In ihrem «Tagbuch der braven, fleissigen Maria Rust von Walchwil» schrieb die Schülerin über Alltagserlebnisse aus Schule, Dorf und Gastfamilie. So beschrieb sie, wie sie gemeinsam mit einem anderen Mädchen Schlitten fahren war, sie erzählt von einem kranken Huhn, wie sie einen blauen Strumpf strickte oder beim Heuen half und nach getaner Arbeit mit Most, Brot und Käse belohnt wurde. Sie erinnerte sich zudem an einen Brand im Lothenbach, der sich vor ihrer Einsiedler Zeit ereignet hatte: «Da sah ich einige Männer mit einer Feuerspritze gegen das Haus meines Vetters kommen. Ich hatte eine grosse Furcht, weil das Haus brannte. Man spritzte Wasser aus der Feuerspritze auf das Feuer; allein man konnte das Feuer nicht löschen. Die zwei Schwestern meines Vetters weinten sehr, weil das Haus brannte. Ich weinte auch.»
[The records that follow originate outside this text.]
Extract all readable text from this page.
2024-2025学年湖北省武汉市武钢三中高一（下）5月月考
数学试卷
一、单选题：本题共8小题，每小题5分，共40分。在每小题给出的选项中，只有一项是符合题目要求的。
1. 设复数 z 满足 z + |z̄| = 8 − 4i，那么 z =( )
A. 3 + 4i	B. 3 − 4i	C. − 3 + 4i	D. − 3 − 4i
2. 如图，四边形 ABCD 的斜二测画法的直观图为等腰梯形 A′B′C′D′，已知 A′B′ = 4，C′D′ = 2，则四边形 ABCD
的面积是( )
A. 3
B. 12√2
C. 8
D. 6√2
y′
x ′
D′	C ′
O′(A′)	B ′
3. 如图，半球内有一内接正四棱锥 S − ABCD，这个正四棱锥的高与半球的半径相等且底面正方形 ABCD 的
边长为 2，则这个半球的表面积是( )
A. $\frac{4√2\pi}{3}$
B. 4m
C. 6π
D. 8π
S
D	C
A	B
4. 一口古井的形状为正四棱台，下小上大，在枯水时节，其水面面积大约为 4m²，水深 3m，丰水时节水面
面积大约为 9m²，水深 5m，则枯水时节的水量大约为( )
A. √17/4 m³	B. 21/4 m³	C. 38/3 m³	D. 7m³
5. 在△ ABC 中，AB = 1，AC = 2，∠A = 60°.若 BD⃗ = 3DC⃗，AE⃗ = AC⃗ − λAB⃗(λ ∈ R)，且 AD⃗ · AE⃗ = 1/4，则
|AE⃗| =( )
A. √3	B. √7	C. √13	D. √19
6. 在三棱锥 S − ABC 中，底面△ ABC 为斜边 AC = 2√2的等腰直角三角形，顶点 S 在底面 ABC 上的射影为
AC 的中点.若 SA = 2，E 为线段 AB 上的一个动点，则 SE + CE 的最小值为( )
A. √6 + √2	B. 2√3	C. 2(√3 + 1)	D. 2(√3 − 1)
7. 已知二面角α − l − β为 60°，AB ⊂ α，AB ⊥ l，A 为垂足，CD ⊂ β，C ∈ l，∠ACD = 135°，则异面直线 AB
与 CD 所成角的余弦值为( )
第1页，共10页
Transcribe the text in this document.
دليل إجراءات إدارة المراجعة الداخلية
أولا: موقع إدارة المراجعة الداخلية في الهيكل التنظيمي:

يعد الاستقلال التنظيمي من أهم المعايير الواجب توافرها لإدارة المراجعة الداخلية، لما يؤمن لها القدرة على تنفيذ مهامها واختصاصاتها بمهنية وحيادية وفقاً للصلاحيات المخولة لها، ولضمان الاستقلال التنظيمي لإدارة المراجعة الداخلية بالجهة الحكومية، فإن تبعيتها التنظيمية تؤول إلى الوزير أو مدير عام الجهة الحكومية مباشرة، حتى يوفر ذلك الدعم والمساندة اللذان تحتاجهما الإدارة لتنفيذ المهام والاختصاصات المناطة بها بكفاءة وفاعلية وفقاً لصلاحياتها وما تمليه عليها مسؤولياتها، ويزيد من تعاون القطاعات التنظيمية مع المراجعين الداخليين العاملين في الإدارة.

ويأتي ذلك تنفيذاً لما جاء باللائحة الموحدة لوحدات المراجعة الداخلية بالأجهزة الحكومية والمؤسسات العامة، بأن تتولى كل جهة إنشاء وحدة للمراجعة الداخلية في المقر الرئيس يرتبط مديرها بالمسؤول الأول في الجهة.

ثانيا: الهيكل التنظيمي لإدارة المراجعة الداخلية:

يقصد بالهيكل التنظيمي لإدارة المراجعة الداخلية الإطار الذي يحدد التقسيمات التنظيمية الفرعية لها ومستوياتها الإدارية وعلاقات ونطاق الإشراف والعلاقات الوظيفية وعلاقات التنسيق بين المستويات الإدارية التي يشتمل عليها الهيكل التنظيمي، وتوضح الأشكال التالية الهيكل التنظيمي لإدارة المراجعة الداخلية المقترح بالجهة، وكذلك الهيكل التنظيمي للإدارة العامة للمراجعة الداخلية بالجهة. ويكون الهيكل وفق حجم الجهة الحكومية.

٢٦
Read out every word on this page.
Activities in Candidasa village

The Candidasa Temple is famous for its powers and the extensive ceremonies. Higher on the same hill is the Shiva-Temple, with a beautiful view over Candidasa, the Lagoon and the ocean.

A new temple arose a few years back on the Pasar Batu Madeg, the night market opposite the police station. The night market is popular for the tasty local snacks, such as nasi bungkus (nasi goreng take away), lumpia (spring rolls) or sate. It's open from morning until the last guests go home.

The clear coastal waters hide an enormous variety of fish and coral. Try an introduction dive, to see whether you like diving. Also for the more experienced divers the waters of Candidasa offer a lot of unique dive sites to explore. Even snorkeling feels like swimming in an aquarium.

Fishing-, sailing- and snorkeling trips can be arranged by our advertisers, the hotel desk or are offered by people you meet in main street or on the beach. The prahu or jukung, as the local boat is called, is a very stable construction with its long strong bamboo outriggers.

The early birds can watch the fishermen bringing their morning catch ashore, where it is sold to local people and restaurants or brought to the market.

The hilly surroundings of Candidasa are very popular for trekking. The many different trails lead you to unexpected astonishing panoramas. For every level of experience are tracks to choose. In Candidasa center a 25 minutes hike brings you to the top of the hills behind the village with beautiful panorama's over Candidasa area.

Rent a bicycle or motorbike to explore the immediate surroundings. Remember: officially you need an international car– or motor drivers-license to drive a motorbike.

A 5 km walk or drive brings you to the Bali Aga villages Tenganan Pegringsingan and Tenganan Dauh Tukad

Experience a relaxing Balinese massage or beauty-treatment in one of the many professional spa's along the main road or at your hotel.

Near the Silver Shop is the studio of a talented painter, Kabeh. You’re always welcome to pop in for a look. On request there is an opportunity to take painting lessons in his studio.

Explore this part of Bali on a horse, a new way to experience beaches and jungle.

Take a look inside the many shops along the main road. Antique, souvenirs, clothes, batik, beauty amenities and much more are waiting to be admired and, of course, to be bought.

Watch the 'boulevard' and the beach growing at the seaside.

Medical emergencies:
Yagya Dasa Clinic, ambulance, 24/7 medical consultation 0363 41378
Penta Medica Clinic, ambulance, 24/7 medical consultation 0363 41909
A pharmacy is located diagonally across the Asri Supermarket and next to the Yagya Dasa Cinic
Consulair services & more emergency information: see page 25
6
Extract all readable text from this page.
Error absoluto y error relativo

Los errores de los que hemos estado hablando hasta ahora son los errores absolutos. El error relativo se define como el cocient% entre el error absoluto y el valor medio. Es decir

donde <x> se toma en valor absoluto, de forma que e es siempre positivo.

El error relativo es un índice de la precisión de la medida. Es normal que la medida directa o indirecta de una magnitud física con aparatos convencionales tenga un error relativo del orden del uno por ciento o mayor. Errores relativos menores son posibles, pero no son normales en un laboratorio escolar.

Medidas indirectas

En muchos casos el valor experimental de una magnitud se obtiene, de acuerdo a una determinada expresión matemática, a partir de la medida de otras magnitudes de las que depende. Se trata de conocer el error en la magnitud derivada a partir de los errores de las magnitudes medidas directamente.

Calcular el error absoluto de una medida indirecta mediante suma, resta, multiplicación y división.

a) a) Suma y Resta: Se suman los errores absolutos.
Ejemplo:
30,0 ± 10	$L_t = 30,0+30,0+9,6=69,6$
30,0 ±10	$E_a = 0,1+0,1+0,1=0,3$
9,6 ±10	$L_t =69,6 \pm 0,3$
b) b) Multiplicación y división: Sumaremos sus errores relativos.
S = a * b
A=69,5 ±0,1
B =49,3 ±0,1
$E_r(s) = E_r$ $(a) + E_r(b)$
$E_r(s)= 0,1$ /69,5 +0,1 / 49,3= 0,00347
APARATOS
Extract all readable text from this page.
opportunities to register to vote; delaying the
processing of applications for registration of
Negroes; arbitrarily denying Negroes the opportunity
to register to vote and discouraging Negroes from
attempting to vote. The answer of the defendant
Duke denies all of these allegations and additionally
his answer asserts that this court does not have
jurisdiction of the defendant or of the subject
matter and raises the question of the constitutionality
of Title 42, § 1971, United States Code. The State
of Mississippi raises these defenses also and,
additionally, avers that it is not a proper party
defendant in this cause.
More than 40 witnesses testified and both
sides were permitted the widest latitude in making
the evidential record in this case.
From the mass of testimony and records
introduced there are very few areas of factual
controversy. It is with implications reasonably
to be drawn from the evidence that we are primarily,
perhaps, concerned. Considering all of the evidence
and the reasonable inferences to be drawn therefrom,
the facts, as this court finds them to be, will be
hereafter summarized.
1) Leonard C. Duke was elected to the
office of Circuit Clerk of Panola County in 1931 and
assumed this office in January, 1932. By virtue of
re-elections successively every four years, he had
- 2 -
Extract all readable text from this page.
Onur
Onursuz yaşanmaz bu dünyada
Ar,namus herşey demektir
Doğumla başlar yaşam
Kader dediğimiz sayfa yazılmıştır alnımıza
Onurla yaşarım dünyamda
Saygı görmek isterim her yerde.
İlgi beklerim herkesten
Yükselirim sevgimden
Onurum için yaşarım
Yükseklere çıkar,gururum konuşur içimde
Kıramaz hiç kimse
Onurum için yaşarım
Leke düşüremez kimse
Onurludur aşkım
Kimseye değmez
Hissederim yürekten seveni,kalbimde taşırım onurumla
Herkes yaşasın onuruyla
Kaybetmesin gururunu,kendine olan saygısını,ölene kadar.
Die letzten Aufzeichnungen enden abrupt

Maria Rust war in Einsiedeln gut integriert. Weidmanns Schüler wurden im Klosterdorf ganz selbstverständlich akzeptiert. Die Zeit am Institut endete für das Mädchen aus Walchwil im Jahr 1844, sie kehrte daraufhin in ihren Heimatort zurück. Die letzten Aufzeichnungen in ihrem Tagebuch von Ende November 1846 brechen abrupt mitten in einem Satz ab. Weshalb, ist nicht bekannt. Die gehörlose junge Frau starb früh: am 19. Mai 1852, im Alter von erst 24 Jahren. (Rahel Hug)

Hinweis
Die neunteilige Serie «Zeitreise» beleuchtet Persönlichkeiten, die im Kanton Zug oder daraus stammend Geschichte schrieben. Im 4. Teil lesen Sie heute über die Walchwilerin Anna Maria Rust. Quelle: 23 Lebensgeschichten, herausgegeben vom Regierungsrat des Kantons Zug, 1998.